Bernie SandersBernie Sanders Texas House Republican tests positive for coronavirus in latest breakthrough case In defense of share buybacks Progressives seething over Biden's migrant policies MORE on Monday night defended his record in support of women's rights and walked back his previous comments on Planned Parenthood.
"I have a 100 perecent pro-choice voting record," the presidential hopeful said, adding that he worked to stop Republicans from defunding the organization and sought to "expand funding for Planned Parenthood."
Last week, Sanders on "The Rachel Maddow Show" characterized Planned Parenthood and the Human Rights Campaign — two groups that have endorsed rival Hillary ClintonHillary Diane Rodham ClintonDemocrats worry negative images are defining White House Heller won't say if Biden won election Whitmer trailing GOP challenger by 6 points in Michigan governor race: poll MORE — as being "part of the establishment."
Sanders conceded at CNN’s Democratic town hall in Des Moines that his past comment calling Planned Parenthood "part of the political establishment" opposed to his campaign was worded poorly.

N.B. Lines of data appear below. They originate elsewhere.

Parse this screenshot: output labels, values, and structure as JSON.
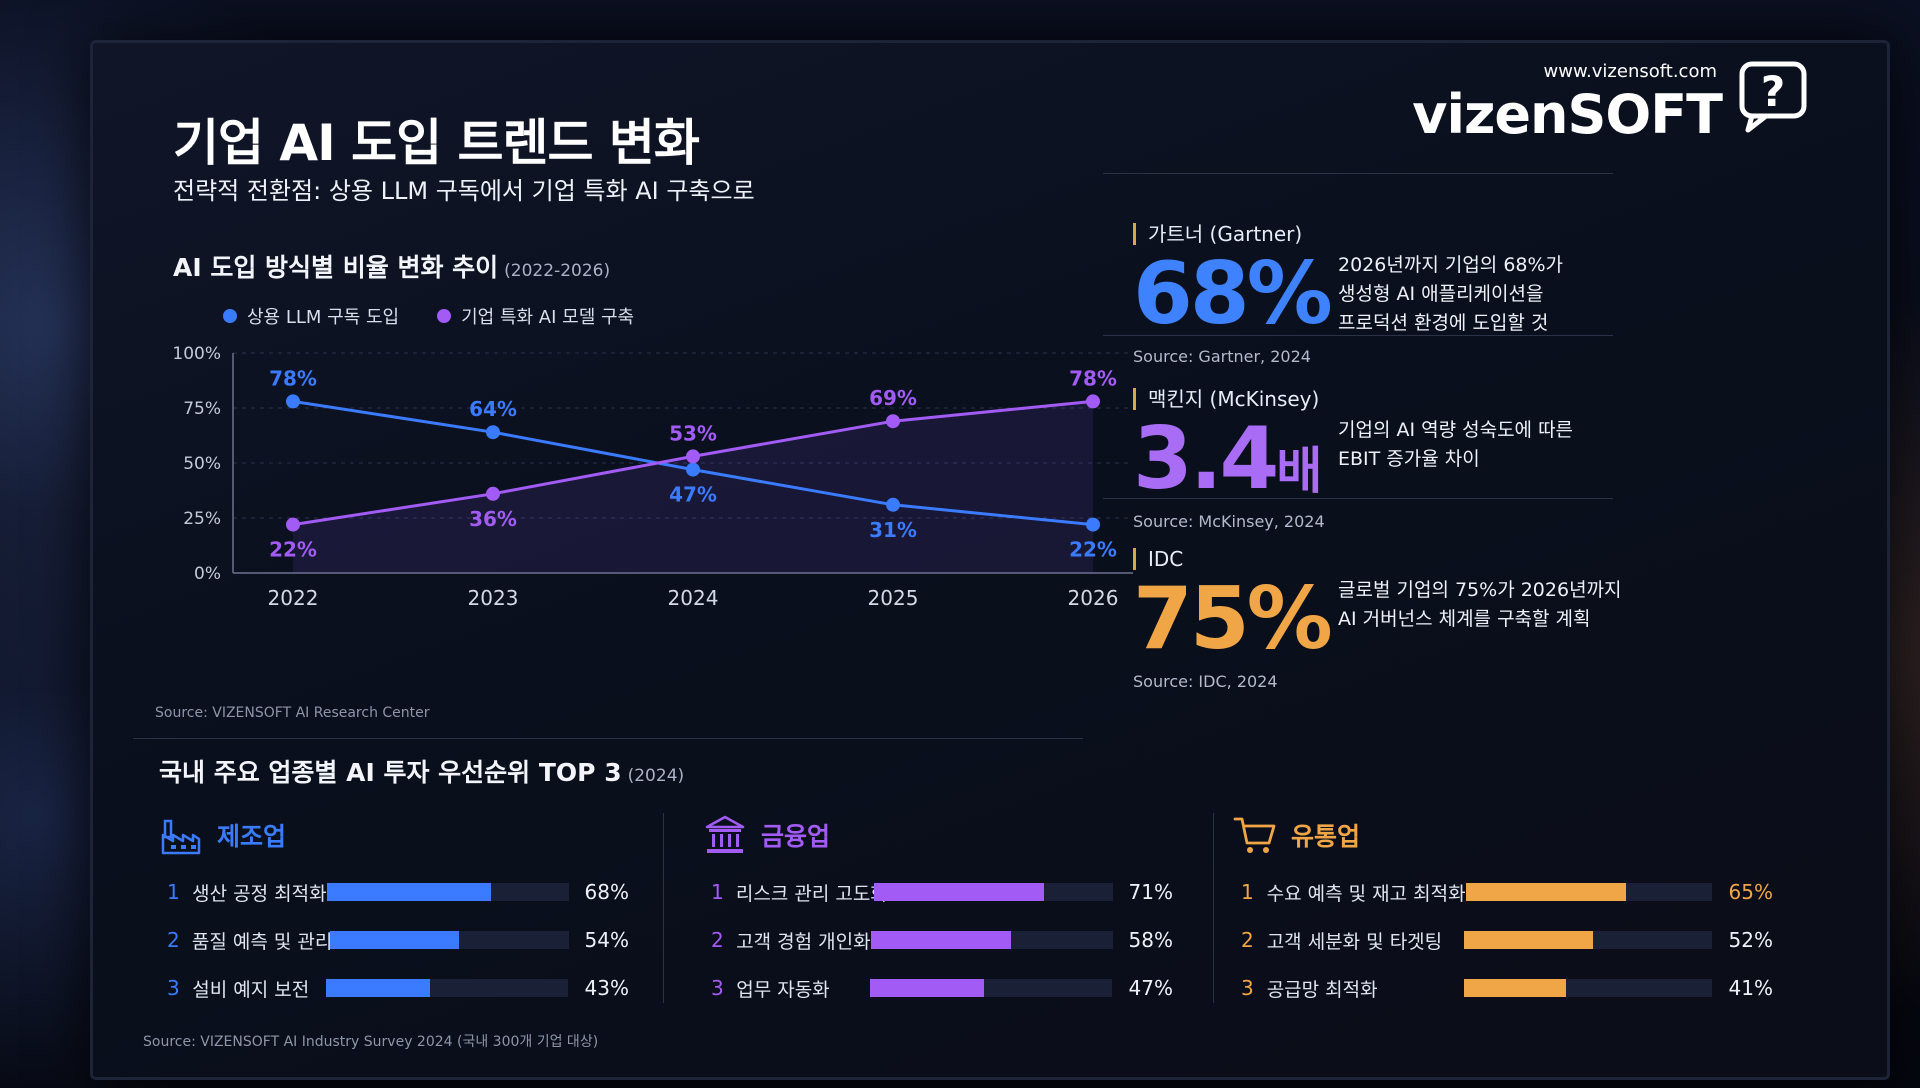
{
  "header": {
    "title": "기업 AI 도입 트렌드 변화",
    "subtitle": "전략적 전환점: 상용 LLM 구독에서 기업 특화 AI 구축으로"
  },
  "brand": {
    "url": "www.vizensoft.com",
    "name": "vizenSOFT"
  },
  "chart_section": {
    "title": "AI 도입 방식별 비율 변화 추이",
    "range": "(2022-2026)",
    "source": "Source: VIZENSOFT AI Research Center"
  },
  "chart_data": {
    "type": "line",
    "x": [
      "2022",
      "2023",
      "2024",
      "2025",
      "2026"
    ],
    "series": [
      {
        "name": "상용 LLM 구독 도입",
        "values": [
          78,
          64,
          47,
          31,
          22
        ],
        "color": "#3b7bff"
      },
      {
        "name": "기업 특화 AI 모델 구축",
        "values": [
          22,
          36,
          53,
          69,
          78
        ],
        "color": "#a25cf5"
      }
    ],
    "data_labels": [
      [
        "78%",
        "64%",
        "47%",
        "31%",
        "22%"
      ],
      [
        "22%",
        "36%",
        "53%",
        "69%",
        "78%"
      ]
    ],
    "y_ticks": [
      "0%",
      "25%",
      "50%",
      "75%",
      "100%"
    ],
    "ylim": [
      0,
      100
    ],
    "grid": true,
    "legend_position": "top-left"
  },
  "stats": [
    {
      "label": "가트너 (Gartner)",
      "value": "68%",
      "unit": "",
      "desc_lines": [
        "2026년까지 기업의 68%가",
        "생성형 AI 애플리케이션을",
        "프로덕션 환경에 도입할 것"
      ],
      "source": "Source: Gartner, 2024",
      "color": "#3f82ff"
    },
    {
      "label": "맥킨지 (McKinsey)",
      "value": "3.4",
      "unit": "배",
      "desc_lines": [
        "기업의 AI 역량 성숙도에 따른",
        "EBIT 증가율 차이"
      ],
      "source": "Source: McKinsey, 2024",
      "color": "#a86cf5"
    },
    {
      "label": "IDC",
      "value": "75%",
      "unit": "",
      "desc_lines": [
        "글로벌 기업의 75%가 2026년까지",
        "AI 거버넌스 체계를 구축할 계획"
      ],
      "source": "Source: IDC, 2024",
      "color": "#f0a646"
    }
  ],
  "industries_section": {
    "title": "국내 주요 업종별 AI 투자 우선순위 TOP 3",
    "year": "(2024)",
    "source": "Source: VIZENSOFT AI Industry Survey 2024 (국내 300개 기업 대상)"
  },
  "industries": [
    {
      "name": "제조업",
      "icon": "factory-icon",
      "color": "#3b7bff",
      "items": [
        {
          "rank": "1",
          "label": "생산 공정 최적화",
          "value": 68,
          "pct": "68%"
        },
        {
          "rank": "2",
          "label": "품질 예측 및 관리",
          "value": 54,
          "pct": "54%"
        },
        {
          "rank": "3",
          "label": "설비 예지 보전",
          "value": 43,
          "pct": "43%"
        }
      ]
    },
    {
      "name": "금융업",
      "icon": "bank-icon",
      "color": "#a25cf5",
      "items": [
        {
          "rank": "1",
          "label": "리스크 관리 고도화",
          "value": 71,
          "pct": "71%"
        },
        {
          "rank": "2",
          "label": "고객 경험 개인화",
          "value": 58,
          "pct": "58%"
        },
        {
          "rank": "3",
          "label": "업무 자동화",
          "value": 47,
          "pct": "47%"
        }
      ]
    },
    {
      "name": "유통업",
      "icon": "cart-icon",
      "color": "#f0a646",
      "items": [
        {
          "rank": "1",
          "label": "수요 예측 및 재고 최적화",
          "value": 65,
          "pct": "65%"
        },
        {
          "rank": "2",
          "label": "고객 세분화 및 타겟팅",
          "value": 52,
          "pct": "52%"
        },
        {
          "rank": "3",
          "label": "공급망 최적화",
          "value": 41,
          "pct": "41%"
        }
      ]
    }
  ]
}
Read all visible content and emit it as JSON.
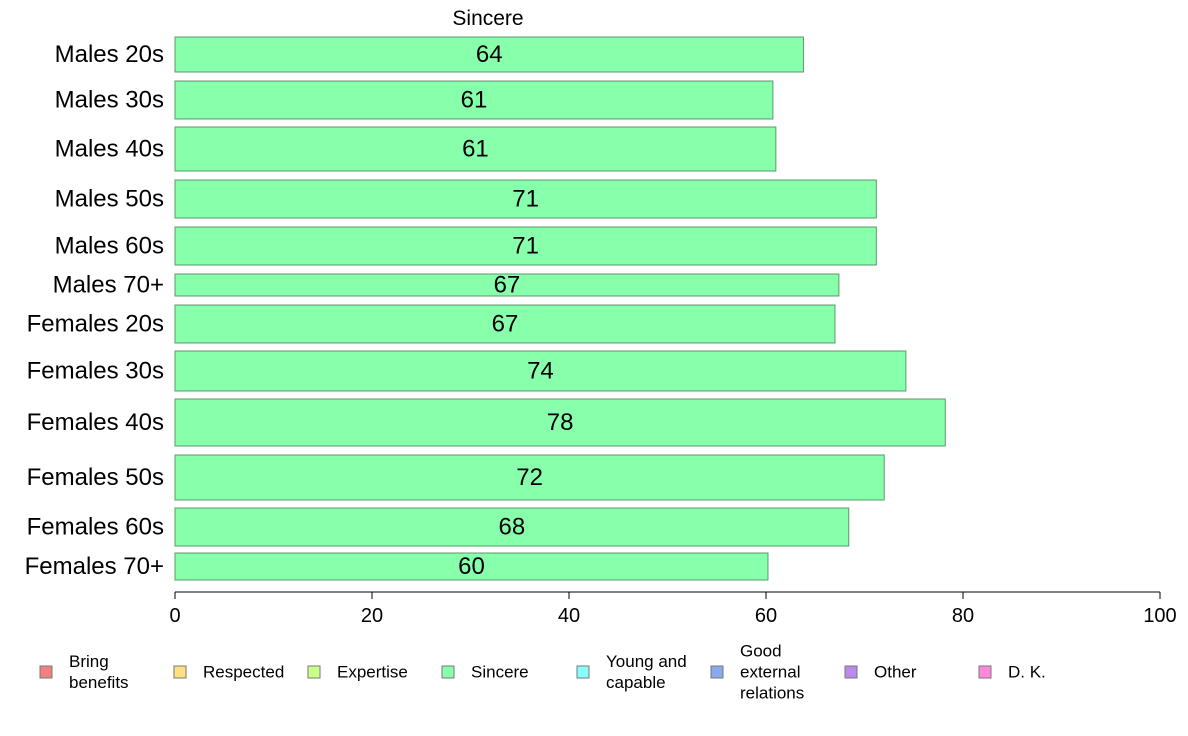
{
  "chart_data": {
    "type": "bar",
    "orientation": "horizontal",
    "title": "Sincere",
    "xlabel": "",
    "ylabel": "",
    "xlim": [
      0,
      100
    ],
    "xticks": [
      0,
      20,
      40,
      60,
      80,
      100
    ],
    "grid": false,
    "categories": [
      "Males 20s",
      "Males 30s",
      "Males 40s",
      "Males 50s",
      "Males 60s",
      "Males 70+",
      "Females 20s",
      "Females 30s",
      "Females 40s",
      "Females 50s",
      "Females 60s",
      "Females 70+"
    ],
    "series": [
      {
        "name": "Sincere",
        "color": "#88ffaa",
        "values": [
          63.8,
          60.7,
          61.0,
          71.2,
          71.2,
          67.4,
          67.0,
          74.2,
          78.2,
          72.0,
          68.4,
          60.2
        ],
        "labels": [
          "64",
          "61",
          "61",
          "71",
          "71",
          "67",
          "67",
          "74",
          "78",
          "72",
          "68",
          "60"
        ]
      }
    ],
    "bar_stroke": "#5a9a6a",
    "legend": {
      "placement": "bottom",
      "items": [
        {
          "lines": [
            "Bring",
            "benefits"
          ],
          "color": "#f08080"
        },
        {
          "lines": [
            "Respected"
          ],
          "color": "#ffe080"
        },
        {
          "lines": [
            "Expertise"
          ],
          "color": "#ccff88"
        },
        {
          "lines": [
            "Sincere"
          ],
          "color": "#88ffaa"
        },
        {
          "lines": [
            "Young and",
            "capable"
          ],
          "color": "#88ffff"
        },
        {
          "lines": [
            "Good",
            "external",
            "relations"
          ],
          "color": "#88aaee"
        },
        {
          "lines": [
            "Other"
          ],
          "color": "#bb88ee"
        },
        {
          "lines": [
            "D. K."
          ],
          "color": "#ff88dd"
        }
      ]
    }
  }
}
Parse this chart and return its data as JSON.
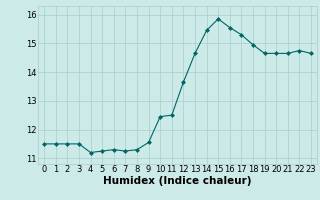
{
  "x": [
    0,
    1,
    2,
    3,
    4,
    5,
    6,
    7,
    8,
    9,
    10,
    11,
    12,
    13,
    14,
    15,
    16,
    17,
    18,
    19,
    20,
    21,
    22,
    23
  ],
  "y": [
    11.5,
    11.5,
    11.5,
    11.5,
    11.2,
    11.25,
    11.3,
    11.25,
    11.3,
    11.55,
    12.45,
    12.5,
    13.65,
    14.65,
    15.45,
    15.85,
    15.55,
    15.3,
    14.95,
    14.65,
    14.65,
    14.65,
    14.75,
    14.65
  ],
  "line_color": "#006666",
  "marker": "D",
  "marker_size": 2.0,
  "background_color": "#cceae7",
  "grid_color": "#aacccc",
  "xlabel": "Humidex (Indice chaleur)",
  "ylim": [
    10.8,
    16.3
  ],
  "xlim": [
    -0.5,
    23.5
  ],
  "yticks": [
    11,
    12,
    13,
    14,
    15,
    16
  ],
  "xticks": [
    0,
    1,
    2,
    3,
    4,
    5,
    6,
    7,
    8,
    9,
    10,
    11,
    12,
    13,
    14,
    15,
    16,
    17,
    18,
    19,
    20,
    21,
    22,
    23
  ],
  "xlabel_fontsize": 7.5,
  "tick_fontsize": 6.0
}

He said that his remark was referring to the organization's endorsement of Democratic front-runner Hillary Clinton.
"Now what I said on a television program, I didn’t say it well," the Vermont senator said. "My point is these are great organizations."
"Count me in as someone who strongly supports them."
Sanders made a pitch for pay equity and raising the minimum wage to $15 an hour. "We have got to raise the minimum wage to a living wage that will impact all people and impact women more than men," he said.
Sanders also challenged Clinton about expanding Social Security, asking whether she plans to support lifting a cap on taxable income. He argued that by doing this, low income seniors, including women, will benefit.
The forum is one last chance for the Democratic candidates to deliver their final pitches to voters in the Hawkeye State one week ahead of the caucuses.
Recent polls show Sanders has closed the gap in Iowa and surpasses Clinton in New Hampshire.